Cuando decidimos hacer las MasterClass, sabíamos algo importante: Podíamos plantearla como una acción comercial más. O podíamos convertirla en algo distinto.
Elegimos lo segundo. Porque la intención no era solo llenar cupos. Era crear valor real para las mismas clientas que ya confían en nosotras.
Las MasterClass no eran un producto ajeno al salón. Era profundizar en lo mismo que trabajamos todos los días: en el cuidado, en la técnica, en el resultado que ellas ya buscan cuando vienen a Authentique.
No queríamos vender “algo extra”. Queríamos ampliar la experiencia.
Más que una clase, queríamos crear un espacio donde:
Pudieran preguntar sin vergüenza
Pudieran equivocarse sin sentirse torpes
Pudieran aprender sin miedo a “no saber”
Pudieran entender mejor su propio cabello
Porque muchas veces las clientas consumen un servicio… pero no siempre se sienten con la libertad de preguntar todo lo que necesitan. Y eso queríamos cambiarlo. Queríamos que la experiencia no fuera solo recibir el resultado. Sino comprenderlo.
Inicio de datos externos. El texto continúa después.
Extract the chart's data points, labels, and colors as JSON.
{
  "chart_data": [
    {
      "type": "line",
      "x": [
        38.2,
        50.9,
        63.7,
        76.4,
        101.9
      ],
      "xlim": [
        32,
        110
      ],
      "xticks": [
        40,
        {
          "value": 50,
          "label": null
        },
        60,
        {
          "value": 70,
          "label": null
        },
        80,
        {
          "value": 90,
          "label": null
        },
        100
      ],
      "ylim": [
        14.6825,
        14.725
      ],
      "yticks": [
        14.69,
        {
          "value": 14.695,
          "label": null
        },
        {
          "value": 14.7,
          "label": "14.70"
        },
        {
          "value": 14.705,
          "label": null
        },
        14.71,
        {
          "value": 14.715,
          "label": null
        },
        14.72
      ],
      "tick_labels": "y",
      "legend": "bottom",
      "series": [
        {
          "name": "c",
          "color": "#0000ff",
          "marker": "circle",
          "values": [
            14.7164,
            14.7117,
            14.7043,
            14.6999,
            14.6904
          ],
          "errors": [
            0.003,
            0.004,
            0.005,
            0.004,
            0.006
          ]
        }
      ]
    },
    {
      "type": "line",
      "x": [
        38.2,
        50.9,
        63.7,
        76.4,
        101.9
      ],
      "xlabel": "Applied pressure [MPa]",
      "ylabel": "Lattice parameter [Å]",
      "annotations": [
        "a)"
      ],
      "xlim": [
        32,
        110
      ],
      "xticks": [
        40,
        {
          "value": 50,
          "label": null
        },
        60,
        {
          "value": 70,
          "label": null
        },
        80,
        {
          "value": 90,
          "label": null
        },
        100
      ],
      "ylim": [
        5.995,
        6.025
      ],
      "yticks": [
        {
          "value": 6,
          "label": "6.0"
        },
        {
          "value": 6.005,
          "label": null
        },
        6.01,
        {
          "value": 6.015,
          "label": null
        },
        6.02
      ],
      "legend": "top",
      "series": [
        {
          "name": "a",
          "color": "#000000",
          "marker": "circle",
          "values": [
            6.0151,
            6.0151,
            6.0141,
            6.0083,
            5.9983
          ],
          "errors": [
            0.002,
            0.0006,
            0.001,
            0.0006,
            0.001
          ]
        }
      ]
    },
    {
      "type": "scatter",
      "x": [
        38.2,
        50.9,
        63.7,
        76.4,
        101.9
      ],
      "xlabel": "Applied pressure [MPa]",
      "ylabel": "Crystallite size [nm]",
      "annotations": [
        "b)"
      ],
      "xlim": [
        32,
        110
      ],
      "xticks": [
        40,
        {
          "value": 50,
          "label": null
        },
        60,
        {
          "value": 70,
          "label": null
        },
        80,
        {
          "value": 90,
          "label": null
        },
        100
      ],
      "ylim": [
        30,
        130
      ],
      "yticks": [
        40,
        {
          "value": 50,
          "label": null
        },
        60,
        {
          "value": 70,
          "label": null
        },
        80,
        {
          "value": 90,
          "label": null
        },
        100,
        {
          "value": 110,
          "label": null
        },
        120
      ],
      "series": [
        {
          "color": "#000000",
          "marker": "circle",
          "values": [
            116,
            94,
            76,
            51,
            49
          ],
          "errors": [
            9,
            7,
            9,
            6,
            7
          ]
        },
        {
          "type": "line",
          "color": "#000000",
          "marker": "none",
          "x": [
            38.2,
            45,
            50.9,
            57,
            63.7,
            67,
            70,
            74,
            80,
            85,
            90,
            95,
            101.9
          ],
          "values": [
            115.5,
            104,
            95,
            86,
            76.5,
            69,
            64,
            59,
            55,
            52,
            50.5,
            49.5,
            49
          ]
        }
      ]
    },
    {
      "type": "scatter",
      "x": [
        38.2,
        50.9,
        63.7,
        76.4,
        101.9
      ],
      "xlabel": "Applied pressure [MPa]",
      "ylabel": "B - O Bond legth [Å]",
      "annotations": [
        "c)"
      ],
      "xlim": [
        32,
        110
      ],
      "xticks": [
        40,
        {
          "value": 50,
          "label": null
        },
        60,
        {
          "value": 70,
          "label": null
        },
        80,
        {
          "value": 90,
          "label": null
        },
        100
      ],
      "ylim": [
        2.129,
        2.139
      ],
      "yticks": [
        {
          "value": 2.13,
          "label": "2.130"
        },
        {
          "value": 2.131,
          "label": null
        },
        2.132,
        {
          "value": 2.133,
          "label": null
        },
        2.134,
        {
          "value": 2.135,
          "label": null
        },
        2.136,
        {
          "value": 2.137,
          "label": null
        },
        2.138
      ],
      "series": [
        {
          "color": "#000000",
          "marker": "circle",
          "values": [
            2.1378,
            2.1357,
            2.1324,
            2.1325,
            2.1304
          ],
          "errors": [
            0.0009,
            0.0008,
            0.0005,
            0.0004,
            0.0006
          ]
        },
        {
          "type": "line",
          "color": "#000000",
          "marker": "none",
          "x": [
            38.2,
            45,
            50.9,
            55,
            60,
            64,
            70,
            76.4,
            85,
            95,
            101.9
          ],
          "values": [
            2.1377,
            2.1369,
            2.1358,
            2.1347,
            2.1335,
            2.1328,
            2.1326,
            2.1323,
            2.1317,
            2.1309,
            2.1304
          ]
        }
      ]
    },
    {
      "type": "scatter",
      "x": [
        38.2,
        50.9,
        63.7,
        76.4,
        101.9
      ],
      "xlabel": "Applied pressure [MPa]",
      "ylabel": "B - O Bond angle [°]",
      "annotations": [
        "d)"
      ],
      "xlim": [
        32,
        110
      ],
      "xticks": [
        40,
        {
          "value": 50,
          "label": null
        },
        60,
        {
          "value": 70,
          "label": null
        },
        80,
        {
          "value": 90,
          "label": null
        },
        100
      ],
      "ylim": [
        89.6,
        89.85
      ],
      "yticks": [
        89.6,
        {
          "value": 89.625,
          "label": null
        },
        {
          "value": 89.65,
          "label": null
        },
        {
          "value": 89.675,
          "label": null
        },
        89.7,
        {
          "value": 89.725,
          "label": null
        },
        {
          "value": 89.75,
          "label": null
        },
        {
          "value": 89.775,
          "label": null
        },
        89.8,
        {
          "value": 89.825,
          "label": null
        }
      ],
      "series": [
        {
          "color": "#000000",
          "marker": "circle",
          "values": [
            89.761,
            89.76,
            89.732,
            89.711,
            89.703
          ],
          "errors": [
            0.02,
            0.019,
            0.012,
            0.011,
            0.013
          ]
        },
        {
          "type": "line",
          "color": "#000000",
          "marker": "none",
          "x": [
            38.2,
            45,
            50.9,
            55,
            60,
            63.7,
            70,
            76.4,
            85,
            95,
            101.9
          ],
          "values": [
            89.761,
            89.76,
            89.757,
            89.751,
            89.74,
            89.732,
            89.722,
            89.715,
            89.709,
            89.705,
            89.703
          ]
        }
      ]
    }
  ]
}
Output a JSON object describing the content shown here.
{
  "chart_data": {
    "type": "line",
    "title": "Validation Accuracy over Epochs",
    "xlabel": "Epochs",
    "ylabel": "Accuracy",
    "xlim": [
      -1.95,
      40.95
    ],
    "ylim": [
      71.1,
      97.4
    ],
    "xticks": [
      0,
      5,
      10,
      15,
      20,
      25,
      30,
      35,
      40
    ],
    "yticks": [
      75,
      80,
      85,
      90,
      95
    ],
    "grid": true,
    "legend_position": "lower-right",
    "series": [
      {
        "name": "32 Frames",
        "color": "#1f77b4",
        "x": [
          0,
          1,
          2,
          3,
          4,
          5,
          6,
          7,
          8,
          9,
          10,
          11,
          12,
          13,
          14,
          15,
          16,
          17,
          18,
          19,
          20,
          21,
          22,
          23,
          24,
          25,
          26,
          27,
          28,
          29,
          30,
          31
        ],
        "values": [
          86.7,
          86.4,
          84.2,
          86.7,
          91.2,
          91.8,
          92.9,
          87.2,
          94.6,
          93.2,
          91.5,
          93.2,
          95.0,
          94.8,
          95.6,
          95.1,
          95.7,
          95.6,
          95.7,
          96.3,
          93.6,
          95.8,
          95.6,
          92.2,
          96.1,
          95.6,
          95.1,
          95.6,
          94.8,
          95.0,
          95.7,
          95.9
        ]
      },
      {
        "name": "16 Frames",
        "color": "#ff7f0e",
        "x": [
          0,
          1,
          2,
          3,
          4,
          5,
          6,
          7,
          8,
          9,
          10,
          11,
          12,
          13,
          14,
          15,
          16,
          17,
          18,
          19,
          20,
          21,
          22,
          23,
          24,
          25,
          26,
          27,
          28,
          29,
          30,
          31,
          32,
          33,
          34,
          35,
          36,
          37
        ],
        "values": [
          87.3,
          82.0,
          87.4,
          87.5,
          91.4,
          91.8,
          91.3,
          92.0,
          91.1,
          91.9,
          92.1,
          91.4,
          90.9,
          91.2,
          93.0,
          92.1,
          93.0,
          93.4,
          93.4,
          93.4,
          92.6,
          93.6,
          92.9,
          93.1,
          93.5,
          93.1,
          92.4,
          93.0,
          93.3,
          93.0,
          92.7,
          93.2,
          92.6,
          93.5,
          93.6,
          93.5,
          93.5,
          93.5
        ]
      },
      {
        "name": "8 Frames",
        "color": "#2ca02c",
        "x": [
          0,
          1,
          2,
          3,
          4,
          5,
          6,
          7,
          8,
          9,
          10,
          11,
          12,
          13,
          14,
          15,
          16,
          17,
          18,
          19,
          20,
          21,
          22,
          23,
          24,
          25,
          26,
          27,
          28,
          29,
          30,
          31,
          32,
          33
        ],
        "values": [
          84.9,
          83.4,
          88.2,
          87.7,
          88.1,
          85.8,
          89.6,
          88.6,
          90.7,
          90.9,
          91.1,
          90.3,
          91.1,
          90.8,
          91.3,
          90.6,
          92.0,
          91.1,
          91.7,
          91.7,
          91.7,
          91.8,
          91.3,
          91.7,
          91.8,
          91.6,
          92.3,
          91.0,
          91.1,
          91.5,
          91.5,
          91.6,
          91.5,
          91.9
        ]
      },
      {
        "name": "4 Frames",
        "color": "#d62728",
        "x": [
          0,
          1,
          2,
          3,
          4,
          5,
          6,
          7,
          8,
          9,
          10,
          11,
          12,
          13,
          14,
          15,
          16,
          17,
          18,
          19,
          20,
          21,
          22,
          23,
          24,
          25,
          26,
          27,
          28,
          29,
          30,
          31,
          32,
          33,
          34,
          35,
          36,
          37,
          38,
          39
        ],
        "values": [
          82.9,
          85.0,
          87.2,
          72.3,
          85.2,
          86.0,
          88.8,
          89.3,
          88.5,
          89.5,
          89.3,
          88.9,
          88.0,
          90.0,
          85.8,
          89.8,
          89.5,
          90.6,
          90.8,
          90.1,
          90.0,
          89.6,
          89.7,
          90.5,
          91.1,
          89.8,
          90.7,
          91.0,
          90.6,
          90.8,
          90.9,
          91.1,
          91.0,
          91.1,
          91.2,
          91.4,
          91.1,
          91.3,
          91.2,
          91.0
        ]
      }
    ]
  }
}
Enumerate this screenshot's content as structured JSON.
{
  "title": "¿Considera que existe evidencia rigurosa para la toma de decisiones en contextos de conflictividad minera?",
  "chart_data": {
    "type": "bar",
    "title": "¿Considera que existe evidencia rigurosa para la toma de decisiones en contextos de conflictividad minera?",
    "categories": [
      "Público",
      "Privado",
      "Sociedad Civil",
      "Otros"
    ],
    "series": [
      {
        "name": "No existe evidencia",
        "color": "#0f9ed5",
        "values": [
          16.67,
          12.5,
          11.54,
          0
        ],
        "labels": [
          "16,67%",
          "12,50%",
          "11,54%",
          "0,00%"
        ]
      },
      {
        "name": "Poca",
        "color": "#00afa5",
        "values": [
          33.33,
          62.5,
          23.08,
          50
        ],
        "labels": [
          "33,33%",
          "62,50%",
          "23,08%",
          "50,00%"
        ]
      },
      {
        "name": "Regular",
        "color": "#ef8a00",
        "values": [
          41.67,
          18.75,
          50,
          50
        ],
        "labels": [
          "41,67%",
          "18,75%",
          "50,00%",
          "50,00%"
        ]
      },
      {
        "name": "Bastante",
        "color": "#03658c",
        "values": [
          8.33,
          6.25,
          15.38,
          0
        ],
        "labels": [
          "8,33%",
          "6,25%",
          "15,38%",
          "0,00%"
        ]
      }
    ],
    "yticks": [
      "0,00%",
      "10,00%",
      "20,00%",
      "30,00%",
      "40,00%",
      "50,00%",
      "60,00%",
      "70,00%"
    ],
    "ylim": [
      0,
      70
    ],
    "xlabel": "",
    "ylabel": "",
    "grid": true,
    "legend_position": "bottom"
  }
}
Sí, fue una acción comercial. Pero no fue transaccional.
No nació desde: “necesitamos vender más”. Nació desde: “¿cómo podemos entregar más valor a quienes ya están?” Queríamos retribuir el cariño. La constancia. La lealtad.
Queríamos que nuestra comunidad sintiera algo muy claro: No son clientas que vienen a pagar. Son mujeres que forman parte de lo que estamos construyendo.
En enero hablamos de visión compartida.
En febrero hablamos de vender sin colapsar al equipo.
Estas MasterClass fue la prueba de algo más profundo: Se puede vender con fuerza… sin perder humanidad. Se puede vender… y al mismo tiempo educar, cuidar y acompañar.
Cuando la cultura está bien diseñada, la venta deja de sentirse como presión. Empieza a sentirse como una invitación.
Las MasterClass no fueron solo una acción de ventas. Fue una decisión de cultura.
Porque cuando un negocio entiende que el valor no termina en la transacción… la relación cambia. Y cuando la relación cambia, el crecimiento deja de ser forzado, se vuelve natural.
💬 Para que lo pienses: ¿Tus acciones comerciales están pensadas solo para vender… o para fortalecer la relación que ya existe?